In practical cell-free (CF) massive multiple-input multiple-output (mMIMO) networks, asynchronous reception occurs due to distributed and low-cost access points (APs), where the signals arrive at each AP at different time. In this paper, we investigate uplink (UL) spectral efficiency (SE) of asynchronous CF mMIMO with spatially correlated Rician fading channel. On the basis of the availability of prior information at APs, we derive the phase-aware minimum mean square error (MMSE) and non-perceptual linear MMSE (LMMSE) estimators. To mitigate the inter-user interference, we consider a two-layer decoding method in UL transmission. For the first-layer decoding, maximum ratio (MR) precoding is employed, while the large-scale fading decoding (LSFD) method is utilized in the second-layer decoding.
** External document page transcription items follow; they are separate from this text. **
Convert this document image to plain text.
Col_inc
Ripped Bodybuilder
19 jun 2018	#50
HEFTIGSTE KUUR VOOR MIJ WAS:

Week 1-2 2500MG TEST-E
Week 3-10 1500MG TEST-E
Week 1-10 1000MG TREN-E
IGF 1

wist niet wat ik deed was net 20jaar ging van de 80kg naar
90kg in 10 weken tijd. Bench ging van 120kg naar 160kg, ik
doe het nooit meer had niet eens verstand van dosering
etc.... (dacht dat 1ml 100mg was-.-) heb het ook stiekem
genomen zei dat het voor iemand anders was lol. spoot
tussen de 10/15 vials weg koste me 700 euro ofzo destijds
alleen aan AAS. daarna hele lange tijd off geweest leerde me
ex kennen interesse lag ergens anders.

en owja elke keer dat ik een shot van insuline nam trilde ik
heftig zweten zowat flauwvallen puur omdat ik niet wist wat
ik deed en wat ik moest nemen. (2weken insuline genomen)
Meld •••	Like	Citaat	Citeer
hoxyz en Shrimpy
Meanwhile, we consider the scenario in CF mMIMO where there is a large number of user equipment (UE), resulting in high computational complexity. To address this challenge, scalable CF mMIMO (SCF-mMIMO) architecture is proposed. On the basis of MMSE and LMMSE estimators, the novel low complexity partial MMSE (P-MMSE) detector and partial LMMSE (P-LMMSE) detector are proposed for centralized combining. For distributed combining, we also proposed the novel local partial MMSE (LP-MMSE) detector and local partial LMMSE (LP-LMMSE) detector. Numerical results demonstrate that LSFD method can enhance UL SE in CF mMIMO. Furthermore, the impact of performance loss resulting from the absence of phase information is contingent upon the length of pilot. It is minimal when pilot contamination is low. Finally, the simulation results demonstrate that the SE of the proposed detectors closely approximate the optimal combining technique for both distributed and centralized combing. It is important to note that the proposed detectors preserve performance while significantly lowering complexity.